By Kimberly Rivers

The squid landing docks at the Port of Hueneme are quiet. In recent years the summer months were busy with dozens of boats coming and going, offloading millions of pounds of California Market Squid into tanks for export to Asia for processing and then returning to be served up for fried calamari or other dishes.

The local squid fishery declined from 2014-16 in response to a warm water mass called “the blob.” The name was coined by Nicholas Bond, Alaska-based research scientist with the Joint Institute for the Study of the Atmosphere and Ocean (JISAO) at the University of Washington. Blob, as expected, is a reference to the amorphous monster from the 1958 horror classic film.

Typically ocean temperatures 50 miles off the Southern California coast are “very much in step” with the ocean temperatures at the equator, said Clarissa Anderson, executive director of the Southern California Coastal Ocean Observing System (SCCOOS). The system she manages is part of a network of systems monitoring ocean conditions worldwide. “Then they diverge when the blob hit in 2014 and only come back together again for the big 2016 El Niño, then diverge again. This may be related to the perturbation caused by the blob temp anomaly that lasted so long.”

The blob was a “large anomalously warm” area of the Pacific Ocean, “spread over a broad area, resulting in major ecosystem impacts,” said Anderson.

Anderson and Bond monitor different sensor systems in their regions and look for anomalies in the oceans. She said the blob mostly impacted the area for about two years and prevented mixing of water, caused the drought, wildfires,” and decimated the Dungeness crab industry along the Pacific Coast.

When asked whether we are seeing a blob 2.0, causing a decline in the squid fishery in the area, she said people may be “quick to call it that in homage to the past blob,” but she is not certain it’s a new blob, but might be that the blob never really left.

“We don’t have a threshold for when to call it a blob,” said Anderson. “I don’t know if we are having an actual true marine heat wave.”

Warm water prevents the normal upwelling of cool water from deeper water that contains important nutrients and food sources for species that live at shallower depths. “We have seen a lot of upwelling in the spring,” she said, noting that much of the ocean is looking like “business as usual” but with a “warmer background level of water.”

That warmer background water could reveal a trend, part of what is needed to identify a true anomaly, which would indicate something serious occurring. To confirm that, Anderson said data must be “compared to a background baseline,” and an increase in temperature is only significant when it “deviates from a background norm.” Reviewing temperatures each day is not enough; current day temps must be run against past data over time to identify a true change or trend showing temperature increase.  

After reviewing the most recent days’ data, Anderson said that there appears to be “anomalously warm water off the Central Coast.” She emphasized the data set covered “the climatology period 2007 to the present.” It does show a red blob-shaped area about 250 kilometers off the Central Coast that is four degrees higher than the normal range of temperatures.

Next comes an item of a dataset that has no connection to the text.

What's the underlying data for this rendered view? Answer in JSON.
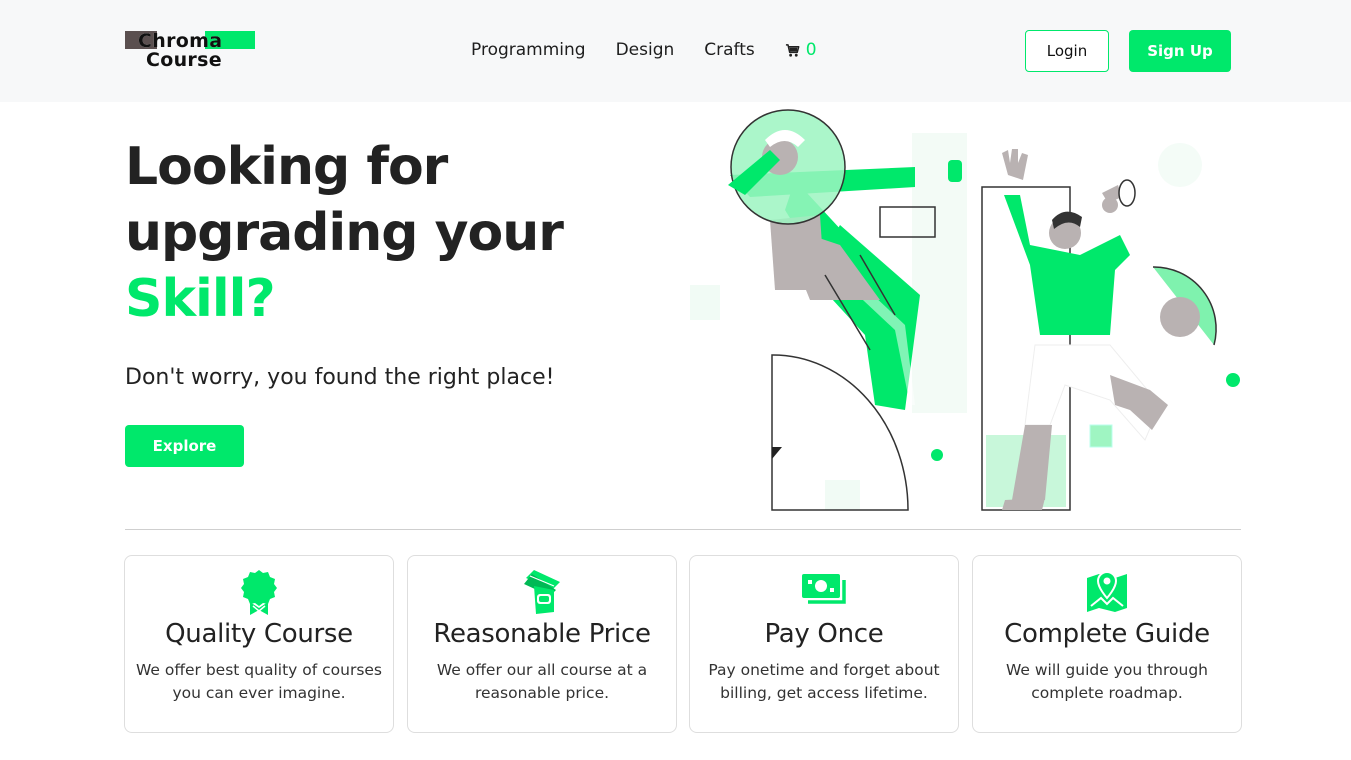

In 2010, well before the blob arrived, squid season in the Ventura area brought in 126 million pounds of squid valued at $33.7 million. By 2016, total poundage dropped by a third to 34 million pounds valued at $16.8 million.

2018 data shows a continued declining trend totaling 27.6 million pounds valued at $13.6 million. Ventura Harbor and Port Hueneme landings for squid in 2018 were valued at $6.7 million and $6.8 million respectively, less than half of the 2010 value. Data and values are according to records held by the California Department of Fish and Wildlife.

“The good news is that squid are pretty resilient,” said Diane Pleschner-Steele, executive director of California Wetfish Producers Association (CWPA). The species does prefer cooler water, but is showing an ability to move and find food. “And squid are very cyclical . . . We can’t afford to lose our squid fisheries . . . and a number of species are going to be hit hard by ocean acidification and climate change.”

In terms of how warm water will impact market squid, “It depends where the food goes,” Pleschner-Steele said. “Squid are pretty voracious predators. When we have typical cooler upwelled water that is more nutrient rich, we have more squid.”

Squid will devour krill in the deeper offshore areas. As they move closer to shore to spawn, they become “cannibalistic” and eat each other. This may contribute to the resiliency as the ocean ecosystem changes.

Pleshchner-Steele also pointed to the normal cyclical nature of squid populations, saying “Ventura got used to having squid in the summer time.” The strong El Niña in the Pacific created an abnormal situation between 2010 and 2013, and a “decadal squid boom for southern California” led to the seemingly major shifts.  “My guess is to see a return to normal pattern.”

She referred to a research project of CWPA and the California Department of Fish and Wildlife, completed in February, that “saw a bump in the para-larvae numbers” of market squid. She said that is a signal that there is likely to be an uptick in squid number in about nine to 10 months. “Ventura will just have to wait until fall.”